On Jul 26, we maintained our Neutral recommendation on Verizon Communications (VZ). The company is on track to tap opportunities within the telecom sector by launching new services and devices coupled with strong subscriber additions. However, the company’s future operating performance might be impacted by certain headwinds. The leading wireless carrier in the North America holds a Zacks Rank #3 (Hold).
We believe that Verizon remains focused on growing its strategic areas with investments in key sectors for future growth. The company has a strong foothold in the wireless business and continues to capture additional market share via robust deployment of the 4G Long Term Evolution (:LTE) network.

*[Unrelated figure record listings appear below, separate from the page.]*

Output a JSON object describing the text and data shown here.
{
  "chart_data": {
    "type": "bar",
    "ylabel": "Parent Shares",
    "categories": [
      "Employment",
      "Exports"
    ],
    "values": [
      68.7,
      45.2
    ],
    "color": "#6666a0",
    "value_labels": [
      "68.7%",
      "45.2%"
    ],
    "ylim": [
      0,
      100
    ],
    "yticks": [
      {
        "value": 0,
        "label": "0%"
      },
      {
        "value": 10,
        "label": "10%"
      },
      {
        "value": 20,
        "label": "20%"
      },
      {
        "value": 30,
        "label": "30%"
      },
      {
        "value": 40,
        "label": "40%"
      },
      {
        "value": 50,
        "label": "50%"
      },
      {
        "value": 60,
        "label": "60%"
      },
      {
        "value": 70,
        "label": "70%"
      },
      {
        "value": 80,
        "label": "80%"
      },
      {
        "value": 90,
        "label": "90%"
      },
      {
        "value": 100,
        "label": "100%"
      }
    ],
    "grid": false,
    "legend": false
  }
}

The company’s new data plan — Share Everything —accounts for almost 36% of its post-paid account base and is expected to generate high revenues over the long term.

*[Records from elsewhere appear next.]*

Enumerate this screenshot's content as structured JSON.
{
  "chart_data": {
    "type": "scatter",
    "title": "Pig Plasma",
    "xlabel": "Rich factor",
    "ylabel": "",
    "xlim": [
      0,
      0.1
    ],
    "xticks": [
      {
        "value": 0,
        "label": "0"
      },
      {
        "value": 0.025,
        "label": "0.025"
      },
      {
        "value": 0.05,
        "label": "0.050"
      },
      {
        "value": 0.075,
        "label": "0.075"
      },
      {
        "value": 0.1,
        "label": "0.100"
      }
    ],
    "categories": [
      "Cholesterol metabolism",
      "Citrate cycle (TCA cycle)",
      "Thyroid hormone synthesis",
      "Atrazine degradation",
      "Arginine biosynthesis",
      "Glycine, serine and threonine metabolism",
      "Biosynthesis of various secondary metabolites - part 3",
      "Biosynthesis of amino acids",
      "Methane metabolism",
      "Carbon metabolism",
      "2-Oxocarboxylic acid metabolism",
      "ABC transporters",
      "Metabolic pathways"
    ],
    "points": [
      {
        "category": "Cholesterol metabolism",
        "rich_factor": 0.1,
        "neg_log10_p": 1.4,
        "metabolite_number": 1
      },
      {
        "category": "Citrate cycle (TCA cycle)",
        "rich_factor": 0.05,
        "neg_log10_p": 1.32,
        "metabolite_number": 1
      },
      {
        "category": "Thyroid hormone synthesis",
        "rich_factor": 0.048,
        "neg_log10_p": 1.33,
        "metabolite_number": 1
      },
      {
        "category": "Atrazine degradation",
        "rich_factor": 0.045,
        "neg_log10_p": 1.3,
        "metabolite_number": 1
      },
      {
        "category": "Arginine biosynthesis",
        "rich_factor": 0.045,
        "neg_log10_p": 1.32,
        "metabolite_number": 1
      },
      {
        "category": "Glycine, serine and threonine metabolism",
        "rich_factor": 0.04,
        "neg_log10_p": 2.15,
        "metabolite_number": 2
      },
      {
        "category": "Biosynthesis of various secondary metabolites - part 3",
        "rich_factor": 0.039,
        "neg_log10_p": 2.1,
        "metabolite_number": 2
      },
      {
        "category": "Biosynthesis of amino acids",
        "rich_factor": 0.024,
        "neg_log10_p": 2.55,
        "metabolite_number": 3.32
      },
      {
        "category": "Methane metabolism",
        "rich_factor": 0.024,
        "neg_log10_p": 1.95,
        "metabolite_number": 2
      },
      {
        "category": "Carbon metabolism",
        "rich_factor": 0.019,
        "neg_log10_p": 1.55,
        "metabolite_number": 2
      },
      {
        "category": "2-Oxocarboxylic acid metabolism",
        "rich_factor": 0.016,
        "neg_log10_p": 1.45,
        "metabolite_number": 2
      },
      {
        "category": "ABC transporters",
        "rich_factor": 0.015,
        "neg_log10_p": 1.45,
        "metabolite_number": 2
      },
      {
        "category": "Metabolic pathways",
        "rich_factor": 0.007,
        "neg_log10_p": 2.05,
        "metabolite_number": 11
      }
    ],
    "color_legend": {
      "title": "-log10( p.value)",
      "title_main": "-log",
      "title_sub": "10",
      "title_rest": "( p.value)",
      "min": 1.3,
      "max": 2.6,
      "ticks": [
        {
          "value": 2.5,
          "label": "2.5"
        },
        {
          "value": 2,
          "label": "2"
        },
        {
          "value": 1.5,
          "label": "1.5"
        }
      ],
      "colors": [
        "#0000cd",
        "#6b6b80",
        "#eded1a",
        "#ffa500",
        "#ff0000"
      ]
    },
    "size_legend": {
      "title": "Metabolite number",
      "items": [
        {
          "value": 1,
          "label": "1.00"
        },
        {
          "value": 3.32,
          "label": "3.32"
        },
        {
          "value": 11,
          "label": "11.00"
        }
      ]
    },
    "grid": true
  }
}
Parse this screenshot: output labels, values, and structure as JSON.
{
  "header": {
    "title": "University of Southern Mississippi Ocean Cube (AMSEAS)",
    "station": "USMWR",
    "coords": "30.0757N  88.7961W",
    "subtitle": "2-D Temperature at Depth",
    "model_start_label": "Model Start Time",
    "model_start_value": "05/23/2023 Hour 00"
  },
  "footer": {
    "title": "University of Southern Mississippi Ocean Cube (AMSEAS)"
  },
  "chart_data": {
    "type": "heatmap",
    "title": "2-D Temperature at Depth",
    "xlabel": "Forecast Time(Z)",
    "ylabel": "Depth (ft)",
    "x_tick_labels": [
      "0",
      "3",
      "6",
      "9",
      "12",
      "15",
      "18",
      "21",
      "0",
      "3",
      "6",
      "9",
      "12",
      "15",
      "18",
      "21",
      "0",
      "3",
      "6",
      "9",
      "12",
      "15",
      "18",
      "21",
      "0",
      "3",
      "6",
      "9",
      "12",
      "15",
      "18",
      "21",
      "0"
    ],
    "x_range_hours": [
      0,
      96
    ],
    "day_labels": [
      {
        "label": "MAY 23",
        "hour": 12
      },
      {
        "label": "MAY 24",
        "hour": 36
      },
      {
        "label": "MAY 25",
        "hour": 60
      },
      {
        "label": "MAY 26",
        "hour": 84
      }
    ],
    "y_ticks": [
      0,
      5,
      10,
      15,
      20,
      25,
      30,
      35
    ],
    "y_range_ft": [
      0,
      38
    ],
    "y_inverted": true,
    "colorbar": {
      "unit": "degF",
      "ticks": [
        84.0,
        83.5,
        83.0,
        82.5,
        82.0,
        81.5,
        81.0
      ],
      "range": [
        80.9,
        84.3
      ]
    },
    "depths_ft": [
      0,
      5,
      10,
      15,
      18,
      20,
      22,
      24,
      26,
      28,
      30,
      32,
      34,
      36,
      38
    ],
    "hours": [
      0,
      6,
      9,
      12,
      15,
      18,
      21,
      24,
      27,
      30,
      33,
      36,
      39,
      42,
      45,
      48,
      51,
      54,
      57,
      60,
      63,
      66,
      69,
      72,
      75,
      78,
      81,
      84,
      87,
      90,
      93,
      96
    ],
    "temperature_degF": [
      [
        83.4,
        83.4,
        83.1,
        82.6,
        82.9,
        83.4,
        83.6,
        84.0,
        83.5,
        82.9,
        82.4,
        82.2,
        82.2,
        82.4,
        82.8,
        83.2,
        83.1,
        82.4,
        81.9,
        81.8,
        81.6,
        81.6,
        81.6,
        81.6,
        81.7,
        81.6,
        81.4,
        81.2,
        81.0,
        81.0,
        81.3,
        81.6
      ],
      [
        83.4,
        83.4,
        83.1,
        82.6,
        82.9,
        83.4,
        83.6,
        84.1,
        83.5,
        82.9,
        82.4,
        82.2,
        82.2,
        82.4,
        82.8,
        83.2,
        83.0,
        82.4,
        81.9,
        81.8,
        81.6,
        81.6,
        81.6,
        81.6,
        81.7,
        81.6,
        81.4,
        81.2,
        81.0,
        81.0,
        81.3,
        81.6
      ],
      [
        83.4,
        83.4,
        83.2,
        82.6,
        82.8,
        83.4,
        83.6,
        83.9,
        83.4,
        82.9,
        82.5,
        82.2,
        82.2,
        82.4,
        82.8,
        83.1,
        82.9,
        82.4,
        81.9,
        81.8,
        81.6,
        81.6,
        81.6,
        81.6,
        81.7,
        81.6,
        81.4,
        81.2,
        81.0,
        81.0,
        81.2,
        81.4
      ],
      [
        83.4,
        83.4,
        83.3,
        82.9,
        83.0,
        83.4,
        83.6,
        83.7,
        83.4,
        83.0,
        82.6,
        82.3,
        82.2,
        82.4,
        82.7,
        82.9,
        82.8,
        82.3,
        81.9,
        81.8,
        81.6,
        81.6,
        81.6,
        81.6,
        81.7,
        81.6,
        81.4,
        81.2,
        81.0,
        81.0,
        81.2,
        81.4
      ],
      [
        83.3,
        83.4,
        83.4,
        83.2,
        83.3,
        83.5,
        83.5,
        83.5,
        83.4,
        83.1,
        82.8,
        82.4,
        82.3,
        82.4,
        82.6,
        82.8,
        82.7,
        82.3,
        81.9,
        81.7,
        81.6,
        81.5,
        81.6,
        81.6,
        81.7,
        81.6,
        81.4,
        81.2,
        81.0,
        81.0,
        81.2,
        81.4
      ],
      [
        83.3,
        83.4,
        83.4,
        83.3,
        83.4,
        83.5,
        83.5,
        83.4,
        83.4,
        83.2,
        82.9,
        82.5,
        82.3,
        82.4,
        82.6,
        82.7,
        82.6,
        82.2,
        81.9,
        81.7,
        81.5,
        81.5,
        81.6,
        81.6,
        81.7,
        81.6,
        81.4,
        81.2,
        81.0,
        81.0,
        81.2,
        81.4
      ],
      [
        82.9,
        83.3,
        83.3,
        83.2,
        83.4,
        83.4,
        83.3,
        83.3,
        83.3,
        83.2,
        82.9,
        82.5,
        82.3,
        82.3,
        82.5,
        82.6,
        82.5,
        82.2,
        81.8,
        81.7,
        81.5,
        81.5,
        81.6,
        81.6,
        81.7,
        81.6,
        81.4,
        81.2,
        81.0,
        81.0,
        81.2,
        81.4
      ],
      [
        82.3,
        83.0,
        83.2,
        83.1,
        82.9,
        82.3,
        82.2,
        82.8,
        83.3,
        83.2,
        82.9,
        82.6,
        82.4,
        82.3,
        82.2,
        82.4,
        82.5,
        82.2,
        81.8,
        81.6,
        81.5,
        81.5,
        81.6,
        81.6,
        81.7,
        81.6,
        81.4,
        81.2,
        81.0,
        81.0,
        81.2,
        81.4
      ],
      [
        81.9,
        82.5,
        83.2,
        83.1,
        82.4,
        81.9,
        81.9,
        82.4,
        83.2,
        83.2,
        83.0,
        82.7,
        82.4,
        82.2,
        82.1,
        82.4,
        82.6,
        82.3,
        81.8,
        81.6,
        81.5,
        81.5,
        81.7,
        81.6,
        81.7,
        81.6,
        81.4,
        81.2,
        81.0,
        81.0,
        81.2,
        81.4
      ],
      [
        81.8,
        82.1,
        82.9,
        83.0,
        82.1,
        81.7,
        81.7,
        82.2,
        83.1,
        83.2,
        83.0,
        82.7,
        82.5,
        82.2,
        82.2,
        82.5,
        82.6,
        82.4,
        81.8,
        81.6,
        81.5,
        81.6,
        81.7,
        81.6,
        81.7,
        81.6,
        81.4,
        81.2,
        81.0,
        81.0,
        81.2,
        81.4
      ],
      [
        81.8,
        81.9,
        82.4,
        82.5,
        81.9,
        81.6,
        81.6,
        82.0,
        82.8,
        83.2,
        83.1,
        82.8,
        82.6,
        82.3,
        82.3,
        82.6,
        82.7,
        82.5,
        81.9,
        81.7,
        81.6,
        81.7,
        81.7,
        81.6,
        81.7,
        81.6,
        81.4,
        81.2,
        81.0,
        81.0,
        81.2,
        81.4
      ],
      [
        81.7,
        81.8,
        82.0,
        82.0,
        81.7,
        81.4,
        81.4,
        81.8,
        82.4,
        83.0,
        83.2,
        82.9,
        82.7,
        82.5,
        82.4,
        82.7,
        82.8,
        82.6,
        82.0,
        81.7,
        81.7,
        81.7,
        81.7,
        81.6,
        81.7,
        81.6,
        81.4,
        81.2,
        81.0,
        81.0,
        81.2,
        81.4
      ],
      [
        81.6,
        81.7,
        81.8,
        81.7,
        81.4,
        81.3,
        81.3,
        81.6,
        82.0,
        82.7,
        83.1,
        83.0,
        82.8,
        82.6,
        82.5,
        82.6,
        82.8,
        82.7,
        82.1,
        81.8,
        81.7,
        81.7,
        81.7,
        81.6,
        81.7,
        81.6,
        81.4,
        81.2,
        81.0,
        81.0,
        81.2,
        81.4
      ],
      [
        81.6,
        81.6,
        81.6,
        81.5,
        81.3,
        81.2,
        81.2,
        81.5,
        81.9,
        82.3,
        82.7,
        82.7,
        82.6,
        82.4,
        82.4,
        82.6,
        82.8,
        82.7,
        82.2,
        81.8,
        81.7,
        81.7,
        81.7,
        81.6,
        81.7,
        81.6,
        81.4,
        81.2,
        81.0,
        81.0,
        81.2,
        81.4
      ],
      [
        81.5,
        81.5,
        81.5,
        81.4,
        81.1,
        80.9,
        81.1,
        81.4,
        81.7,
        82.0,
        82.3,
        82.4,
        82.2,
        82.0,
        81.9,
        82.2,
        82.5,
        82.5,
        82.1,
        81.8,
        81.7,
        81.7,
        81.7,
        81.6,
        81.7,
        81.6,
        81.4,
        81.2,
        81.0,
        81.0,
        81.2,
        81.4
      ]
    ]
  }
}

On the wireline front, Verizon is committed to improve long-term profitability through product streamlining and process simplification initiatives as well as cost management actions. The New York-based company is targeting market expansion by strengthening its international foothold. We believe that the company’s foray into overseas arenas will provide a significant opportunity to grow beyond the saturated national wireless market.
Along with these, collaborations with other top companies, consistent strong sales of smartphones, well-performing FiOS business segment and healthy financial position will help the company to generate high revenue and earnings in the coming days.

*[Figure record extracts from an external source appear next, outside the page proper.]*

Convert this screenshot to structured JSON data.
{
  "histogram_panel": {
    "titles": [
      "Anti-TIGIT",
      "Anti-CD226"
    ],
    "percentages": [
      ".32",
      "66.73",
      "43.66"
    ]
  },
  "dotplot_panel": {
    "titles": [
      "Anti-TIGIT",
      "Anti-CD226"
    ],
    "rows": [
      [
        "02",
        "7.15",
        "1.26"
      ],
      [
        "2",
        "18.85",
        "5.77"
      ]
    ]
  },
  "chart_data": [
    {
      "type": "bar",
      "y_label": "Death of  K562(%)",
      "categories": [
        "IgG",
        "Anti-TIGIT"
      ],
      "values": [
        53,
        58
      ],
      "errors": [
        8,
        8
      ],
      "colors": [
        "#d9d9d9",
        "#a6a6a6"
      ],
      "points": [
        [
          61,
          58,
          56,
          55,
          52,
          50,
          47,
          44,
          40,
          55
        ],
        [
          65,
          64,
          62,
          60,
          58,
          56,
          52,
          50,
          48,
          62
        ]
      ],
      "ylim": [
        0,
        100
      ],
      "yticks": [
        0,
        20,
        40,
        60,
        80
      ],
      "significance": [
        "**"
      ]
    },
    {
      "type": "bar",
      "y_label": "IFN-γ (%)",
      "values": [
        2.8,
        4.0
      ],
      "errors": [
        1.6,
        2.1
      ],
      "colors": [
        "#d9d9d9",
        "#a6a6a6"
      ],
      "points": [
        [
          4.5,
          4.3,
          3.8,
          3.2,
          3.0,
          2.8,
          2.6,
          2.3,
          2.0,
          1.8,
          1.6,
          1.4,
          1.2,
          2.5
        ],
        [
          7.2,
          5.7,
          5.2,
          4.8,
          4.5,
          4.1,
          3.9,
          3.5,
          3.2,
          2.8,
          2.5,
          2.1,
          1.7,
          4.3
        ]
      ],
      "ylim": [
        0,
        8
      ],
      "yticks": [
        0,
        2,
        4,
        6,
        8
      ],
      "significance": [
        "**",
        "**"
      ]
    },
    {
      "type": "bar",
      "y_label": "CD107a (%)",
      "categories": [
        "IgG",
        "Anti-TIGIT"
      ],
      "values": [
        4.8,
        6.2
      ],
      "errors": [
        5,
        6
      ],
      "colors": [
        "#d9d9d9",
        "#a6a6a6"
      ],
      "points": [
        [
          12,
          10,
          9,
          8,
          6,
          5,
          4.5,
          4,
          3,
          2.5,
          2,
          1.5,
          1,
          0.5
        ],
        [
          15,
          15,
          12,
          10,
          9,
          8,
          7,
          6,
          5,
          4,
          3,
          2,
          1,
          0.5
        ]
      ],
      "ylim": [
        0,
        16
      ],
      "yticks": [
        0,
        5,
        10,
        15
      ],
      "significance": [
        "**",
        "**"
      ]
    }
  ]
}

Nevertheless, we stay on the sidelines taking into account the various risk factors. These include persistent erosion in access lines, uncertain returns from investments, iPhone subsidies and intense competition from cable companies and other alternative service providers.
For the third and fourth quarters of 2013, the respective Zacks Consensus Estimate for earnings is 75 cents and 65 cents per share. This reflects respective year-over-year growth of 17.3% and 69.8%.
Companies operating within the telecommunication sector that are worth taking note of include Nippon Telegraph and Telephone Corp. (NTT), Hawaiian Telcom Holdco Inc. (HCOM) and Cincinnati Bell Inc. (CBB). While Nippon Telegraph and Hawaiian Telcom hold Zacks Rank #1 (Strong Buy), Cincinnati Bell carries a Zacks Rank #2 (Buy).